The Egypt Game

1st edition (publ. Atheneum)

The Egypt Game (1967) is a Newbery Honor award winning novel by Zilpha Keatley Snyder. The story, set in a small college town in California, follows the creation of a sustained imaginative game by a group of six children in a storage yard.

Plot summary

In August, two young girls named Melanie Ross and April Hall, along with Melanie's four-year-old brother Marshall and his stuffed octopus Security, begin playing in the storage yard of A-Z Antiques, a store which sells curious and used merchandise and mostly many things. The children enter through a loose board in the fence. The owner of the store, "The Professor," is a mysterious man of whom the neighborhood children are afraid. April has met him once and finds him and his store interesting.

Then April, Melanie, and Marshall research actual Ancient Egyptian belief systems and practices, and create their own rituals intended to reproduce them more or less authentically. They are joined by Elizabeth Chung, a nine-year-old [Chinese American] girl who moves into their apartment building with her mother and two younger sisters. Elizabeth's name in the game is Neferbeth.

A little girl from the neighborhood disappears and is found murdered, the second such crime in a year. All the children from the area are kept indoors for several weeks, and the Egyptians have no opportunity to visit their shrines. Moreover, police were seen going into the Professor's shop, sparking local rumors that he is a suspect.

Around the middle of the story Marshall loses his stuffed octopus Security in the yard, after the Egypt gang perform an Oracle ritual that they had recently created. At Halloween the children desert their trick or treat group to return to Egypt surreptitiously and are discovered by their aggressive, outgoing classmates Toby Alvillar and Ken Kamata. Melanie and April fear they will ruin everything, but Elizabeth invites them into the game if they will keep it secret. Ken is unenthusiastic and nonchalant initially, but Toby is fascinated, and quickly brings in useful material and ideas.

Finally there were allowed to play outdoors again, the "Egyptians" devise an oracle, connected to Thoth, and are unnerved by some of its answers. A series of unexplained events lead them to wonder if they should stop playing completely.
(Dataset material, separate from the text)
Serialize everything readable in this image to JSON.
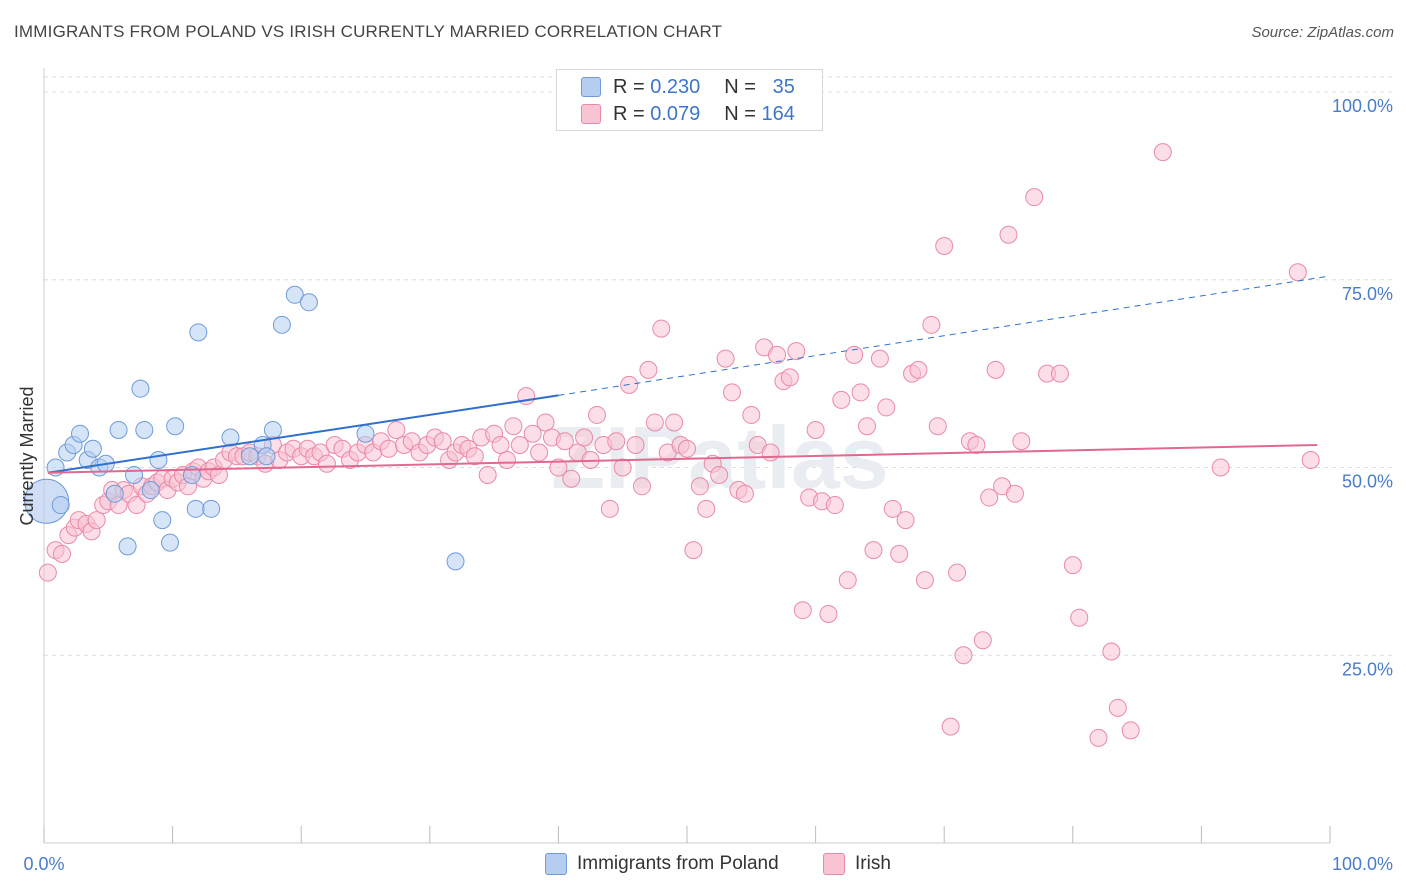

April returns to Egypt at night to retrieve a lost schoolbook, and is attacked by the murderer. The Professor witnesses the attack, breaks the back window of his store and shouts for help. The murderer is at last identified as the mentally ill cousin of the local grocery store owner, and the Professor tells the children that he has been watching the game the whole time, intrigued by how they interpreted and recreated Egyptian myths and history. A widower, he became reclusive after his wife's death. As a Christmas gift, he gives a key to each of the six children to access the recently locked storage yard.

The children feel that the game cannot continue because its essential secrecy has been destroyed. The book ends with April raising the possibility of a new game involving Gypsies. Snyder followed up on this possibility by writing The Gypsy Game (1997).